Casablanca – Moroccan nationals owning luxury properties in Paris are under heightened surveillance following a comprehensive audit by France’s General Directorate for Competition, Consumption, and Fraud Control (DGCCRF). The investigation targeted undeclared foreign assets amidst efforts to combat money laundering and terrorist financing.

The audit, carried out in Paris’s upscale 3rd, 6th, 7th, and 8th arrondissements, revealed several high-value properties left unused for years. These “frozen” assets neither served as residences nor rental units, raising suspicions about their financial origins. Many of the identified properties belong to affluent Moroccan individuals who had failed to declare them to the Moroccan Office of Foreign Exchange or tax authorities, despite their ongoing business and investment activities in Morocco.

A network of suspicion

The investigation primarily sought to verify property ownership, ensure compliance with anti-money laundering (AML) and counter-terrorism financing (CFT) laws, and assess the practices of real estate agencies managing these luxury properties. The audit also revealed the involvement of Russian businessmen sanctioned under European regulations related to the Russia-Ukraine war, indicating a broader pattern of questionable property acquisitions.

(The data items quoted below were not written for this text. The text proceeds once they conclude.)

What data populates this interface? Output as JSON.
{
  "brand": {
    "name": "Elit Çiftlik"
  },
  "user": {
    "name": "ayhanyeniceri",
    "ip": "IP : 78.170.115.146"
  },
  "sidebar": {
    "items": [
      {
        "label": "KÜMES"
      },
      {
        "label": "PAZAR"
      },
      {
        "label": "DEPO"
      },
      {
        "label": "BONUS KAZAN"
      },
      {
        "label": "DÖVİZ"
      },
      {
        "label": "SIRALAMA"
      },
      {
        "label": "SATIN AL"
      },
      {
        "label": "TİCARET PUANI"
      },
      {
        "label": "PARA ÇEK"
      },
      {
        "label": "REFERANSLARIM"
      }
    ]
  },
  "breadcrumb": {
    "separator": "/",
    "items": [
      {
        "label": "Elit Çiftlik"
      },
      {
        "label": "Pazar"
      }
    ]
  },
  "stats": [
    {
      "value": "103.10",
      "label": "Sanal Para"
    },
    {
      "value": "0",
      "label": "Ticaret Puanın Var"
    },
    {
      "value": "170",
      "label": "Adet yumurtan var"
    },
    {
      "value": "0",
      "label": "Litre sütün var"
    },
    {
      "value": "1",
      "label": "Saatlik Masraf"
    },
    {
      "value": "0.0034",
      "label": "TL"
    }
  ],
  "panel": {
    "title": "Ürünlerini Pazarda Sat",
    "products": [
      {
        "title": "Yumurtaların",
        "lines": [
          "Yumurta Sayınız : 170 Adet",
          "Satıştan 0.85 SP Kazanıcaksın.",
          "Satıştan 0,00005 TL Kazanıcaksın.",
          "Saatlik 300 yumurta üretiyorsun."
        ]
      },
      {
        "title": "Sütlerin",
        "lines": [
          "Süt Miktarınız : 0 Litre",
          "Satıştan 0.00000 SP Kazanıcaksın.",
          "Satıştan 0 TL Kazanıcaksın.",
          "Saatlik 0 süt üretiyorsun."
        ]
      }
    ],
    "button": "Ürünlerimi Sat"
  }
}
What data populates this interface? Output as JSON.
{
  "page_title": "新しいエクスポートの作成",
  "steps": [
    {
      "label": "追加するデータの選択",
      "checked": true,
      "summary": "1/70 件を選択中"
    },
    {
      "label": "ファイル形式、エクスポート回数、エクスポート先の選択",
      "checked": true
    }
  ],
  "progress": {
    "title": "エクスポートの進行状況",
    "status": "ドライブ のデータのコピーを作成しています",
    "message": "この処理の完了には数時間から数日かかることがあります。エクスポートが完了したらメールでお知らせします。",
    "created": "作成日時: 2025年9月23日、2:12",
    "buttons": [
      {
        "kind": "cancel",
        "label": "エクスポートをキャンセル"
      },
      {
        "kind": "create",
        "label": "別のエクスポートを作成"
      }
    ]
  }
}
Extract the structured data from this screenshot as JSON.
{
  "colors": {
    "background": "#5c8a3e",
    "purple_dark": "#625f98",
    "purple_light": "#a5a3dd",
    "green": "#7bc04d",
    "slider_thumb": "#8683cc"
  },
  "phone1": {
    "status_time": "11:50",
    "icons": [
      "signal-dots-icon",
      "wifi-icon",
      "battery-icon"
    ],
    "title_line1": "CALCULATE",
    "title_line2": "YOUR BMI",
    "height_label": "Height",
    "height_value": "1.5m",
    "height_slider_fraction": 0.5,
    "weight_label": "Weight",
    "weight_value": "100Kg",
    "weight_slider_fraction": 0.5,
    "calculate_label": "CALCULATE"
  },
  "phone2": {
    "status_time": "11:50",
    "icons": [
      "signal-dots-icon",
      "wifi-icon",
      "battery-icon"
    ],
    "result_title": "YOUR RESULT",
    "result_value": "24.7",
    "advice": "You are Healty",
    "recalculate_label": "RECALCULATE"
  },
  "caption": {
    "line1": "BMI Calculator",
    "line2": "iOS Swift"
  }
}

Moroccan property owners reportedly relied on real estate agencies to cover maintenance costs and annual bills while leaving the properties idle. This raised alarms about potential financial misconduct and the use of these properties for illicit purposes.

Impact on Moroccan nationals

The findings have significant implications for Moroccan owners of undeclared assets abroad. French authorities have shared the audit data with their Moroccan counterparts as part of broader international cooperation. This aligns with Morocco’s recent efforts to track foreign assets owned by its citizens and enforce compliance with national financial regulations.

With the expiration of the voluntary disclosure period at the end of this year, owners of undeclared foreign assets may face increased scrutiny. Morocco’s 2024 Finance Law had offered a chance for individuals to regularize their status without facing penalties. This program allowed citizens to disclose assets such as real estate, financial holdings, and foreign bank accounts while maintaining anonymity and immunity from legal or administrative action.

What Lies Ahead?

Despite the benefits of the voluntary disclosure program, many wealthy Moroccans have been reluctant to declare their foreign assets. As a result, Moroccan authorities are preparing for stricter measures in 2025, focusing on enhanced data-sharing agreements with European countries, including France, Italy, and Spain.

Under the 2025 Finance Law, no new provisions for voluntary regularization are expected, signaling a shift toward stricter enforcement. Moroccan authorities will intensify audits and investigations to uncover undeclared foreign assets, increasing the pressure on non-compliant individuals.

Broader implications

This investigation highlights the growing international efforts to address money laundering and financial misconduct associated with luxury properties. Moroccan citizens who have failed to declare their foreign holdings now face potential administrative and legal consequences.

As Morocco moves toward a more stringent financial monitoring system, the collaboration with European institutions underscores the importance of transparency in global financial dealings. For wealthy Moroccans with undeclared luxury properties in Paris, the clock is ticking, with compliance becoming an inevitable necessity.